Mystery death shocks coastal community
By EMMA O'NEILL
A BRAND new pin-striped suit hangs on a door handle in Max Achurch's room at Evans Head.
Next to the suit is a shoebox containing a bright purple tie and new shiny black shoes.
Max's dad, Lee, unzipped the suit bag yesterday and shook his head.
"He'll never get to wear any of this," he said.
After suffering a suspected cardiac arrest in the early hours of Sunday morning about 200 metres from his house, Max Achurch failed to make it home and will not wear his suit to the Evans River K-12 school formal this Saturday night.
The sudden death of the vibrant 17-year-old sports star has shocked the small coastal town.
His best friend, Jake Barron, said there was never a dull moment with Max around and things simply wouldn't be the same now that he was gone.
His mother, Kim, said it still felt like Max was going to walk through the door any minute.
"He was just such a good kid, he was never in trouble," she said.

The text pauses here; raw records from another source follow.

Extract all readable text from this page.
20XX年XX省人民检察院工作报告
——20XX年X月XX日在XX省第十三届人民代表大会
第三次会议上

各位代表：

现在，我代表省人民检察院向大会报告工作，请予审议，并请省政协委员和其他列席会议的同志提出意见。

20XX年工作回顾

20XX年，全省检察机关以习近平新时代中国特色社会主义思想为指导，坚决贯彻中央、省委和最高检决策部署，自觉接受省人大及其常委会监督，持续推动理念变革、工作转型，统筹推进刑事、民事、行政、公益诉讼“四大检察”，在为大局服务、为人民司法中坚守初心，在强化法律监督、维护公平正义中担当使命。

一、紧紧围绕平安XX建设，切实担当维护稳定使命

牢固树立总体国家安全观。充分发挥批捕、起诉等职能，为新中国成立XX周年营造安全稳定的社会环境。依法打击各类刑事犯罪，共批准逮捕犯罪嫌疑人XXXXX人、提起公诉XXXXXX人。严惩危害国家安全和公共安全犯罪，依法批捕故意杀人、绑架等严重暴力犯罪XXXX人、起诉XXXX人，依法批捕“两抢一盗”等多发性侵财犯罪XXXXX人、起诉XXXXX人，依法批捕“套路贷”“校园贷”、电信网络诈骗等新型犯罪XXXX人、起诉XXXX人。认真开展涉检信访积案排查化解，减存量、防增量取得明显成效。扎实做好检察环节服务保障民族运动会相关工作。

If Max did walk through the door, he would probably try to make everyone laugh, according to friend Kerryanne Eggins.
"Whenever Max answered the phone, he put on an accent and he also had this funny dance," she said.
Max's mum saw his funny dance one afternoon after walking into the garage when Max had friends around.
"He was always having friends over and was very popular. I was always telling them to turn the music down," Kim Achurch said.
Max left Evans River K-12 school at the start of the year to work full-time at Farmer Charlies, where he had been working since he was old enough to hold a job.
His manager, Luke Morrow, said Max was a great kid and a good worker. Kim also worked at Farmer Charlies, but Max would never call her 'mum' at work, he said.
Max was saving his Farmer Charlies wage to travel overseas with his cousin next year.
Lee said his son could name any flag in the world, and instead of saving for a car like most kids his age, Max was set on spreading his wings and seeing the world.
Despite his saving efforts, Max was also extremely generous. On Saturday, the day before he died, Max bought friend Brioney Tansley a skirt because her jeans had been soaked by the storm.
Brioney was still wearing the skirt yesterday when she joined friends at the spot where Max died.
Flowers and photos were tied to a pole at the site, and the letters 'M-A-X' were spelt out with plastic tubing on the school fence.
As friends and family gathered to mourn, they knew Max would just want everyone to smile.
To smile about his preference for Coon cheese, his love of lasagne, his talent on the hockey field, his love of music, his skinny jeans, his trips to the Cotton On fashion shop, his kindness, his accents and, of course, his funny dance.